Alex Andrews ’08 said the regulation unfairly penalizes those who go to Yale-Harvard for the tailgate and are not interested in the game itself.
“Stopping [the parties] at halftime seems kind of arbitrary,” he said. “Odds are a lot of those people won’t go to the game.”
The third rule concerning tailgating behavior stipulates that no one may sit on top of trucks or other vehicles during the tailgate. Krauss said the regulation was because people had sustained injuries after falling from the tops of trucks and cabs at past tailgates.
Yale Police Chief James Perrotti said officers from his department and other security personnel will be on hand to enforce the new rules as well as state laws regarding alcohol distribution and consumption. He said the officers will likely give out warnings for first-time offenses and will avoid making arrests when possible. Underage drinking is not allowed at the tailgate and officers may ask students to provide identification upon request, Perrotti said.
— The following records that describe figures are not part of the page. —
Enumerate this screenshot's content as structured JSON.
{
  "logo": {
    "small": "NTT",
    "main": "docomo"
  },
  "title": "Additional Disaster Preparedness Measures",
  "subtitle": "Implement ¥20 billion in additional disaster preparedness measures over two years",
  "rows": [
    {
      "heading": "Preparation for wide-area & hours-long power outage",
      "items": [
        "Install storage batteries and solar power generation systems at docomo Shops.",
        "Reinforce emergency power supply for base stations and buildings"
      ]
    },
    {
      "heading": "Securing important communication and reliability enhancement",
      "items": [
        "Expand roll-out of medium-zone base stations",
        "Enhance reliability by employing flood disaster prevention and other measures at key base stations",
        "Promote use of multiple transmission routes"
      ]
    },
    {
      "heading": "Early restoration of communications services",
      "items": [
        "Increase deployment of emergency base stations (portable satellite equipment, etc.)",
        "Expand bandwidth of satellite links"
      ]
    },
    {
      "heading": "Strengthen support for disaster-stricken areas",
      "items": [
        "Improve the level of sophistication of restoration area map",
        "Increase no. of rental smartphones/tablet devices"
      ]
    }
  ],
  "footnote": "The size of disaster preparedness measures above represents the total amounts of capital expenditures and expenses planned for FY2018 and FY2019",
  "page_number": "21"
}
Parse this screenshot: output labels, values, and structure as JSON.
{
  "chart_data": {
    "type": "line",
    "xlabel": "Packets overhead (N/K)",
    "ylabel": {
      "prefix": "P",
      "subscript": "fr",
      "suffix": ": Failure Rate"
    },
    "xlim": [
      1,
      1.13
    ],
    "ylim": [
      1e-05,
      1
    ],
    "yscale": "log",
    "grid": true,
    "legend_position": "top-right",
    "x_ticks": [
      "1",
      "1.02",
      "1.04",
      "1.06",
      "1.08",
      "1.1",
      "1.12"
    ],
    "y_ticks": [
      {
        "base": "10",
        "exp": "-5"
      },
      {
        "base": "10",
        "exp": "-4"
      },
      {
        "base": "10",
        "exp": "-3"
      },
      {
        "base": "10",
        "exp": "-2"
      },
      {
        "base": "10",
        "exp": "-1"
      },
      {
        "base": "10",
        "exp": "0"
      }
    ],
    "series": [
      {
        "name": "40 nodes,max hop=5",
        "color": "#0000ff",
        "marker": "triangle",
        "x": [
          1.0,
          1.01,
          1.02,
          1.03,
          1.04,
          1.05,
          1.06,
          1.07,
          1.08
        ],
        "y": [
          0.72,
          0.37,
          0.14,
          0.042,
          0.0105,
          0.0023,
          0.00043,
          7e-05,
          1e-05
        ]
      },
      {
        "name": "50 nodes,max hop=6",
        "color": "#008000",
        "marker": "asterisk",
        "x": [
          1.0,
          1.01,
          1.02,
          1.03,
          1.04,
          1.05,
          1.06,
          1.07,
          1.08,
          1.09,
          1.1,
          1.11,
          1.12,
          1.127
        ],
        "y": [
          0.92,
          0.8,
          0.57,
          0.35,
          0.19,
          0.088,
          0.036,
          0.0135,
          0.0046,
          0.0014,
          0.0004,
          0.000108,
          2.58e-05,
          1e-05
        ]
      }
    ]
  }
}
Many students said the new regulations are better than those imposed at last year’s Harvard-Yale game.
Agrait said he believes Harvard’s ban on kegs last year caused more people to drink hard liquor and led to more hospitalizations — a claim Boston police also made last year.
“Allowing kegs again is a great idea” Agrait said. “When they didn’t allow them last year people were using grain [alcohol], and that is a bad idea.”
The other new guidelines concern the placement and proper usage of U-Haul trucks and other oversize vehicles. Krauss said these rules are related more to security concerns than issues of alcohol consumption.
During the Yale-Harvard game, Special Lot D will be reserved exclusively for trucks from the Harvard and Yale residential halls. Each college and house will be allowed only “one U-Haul type vehicle” in order to reduce crowding, Krauss said. The tailgate areas will open at 9:30 a.m., but no trucks will be allowed in after 11 a.m.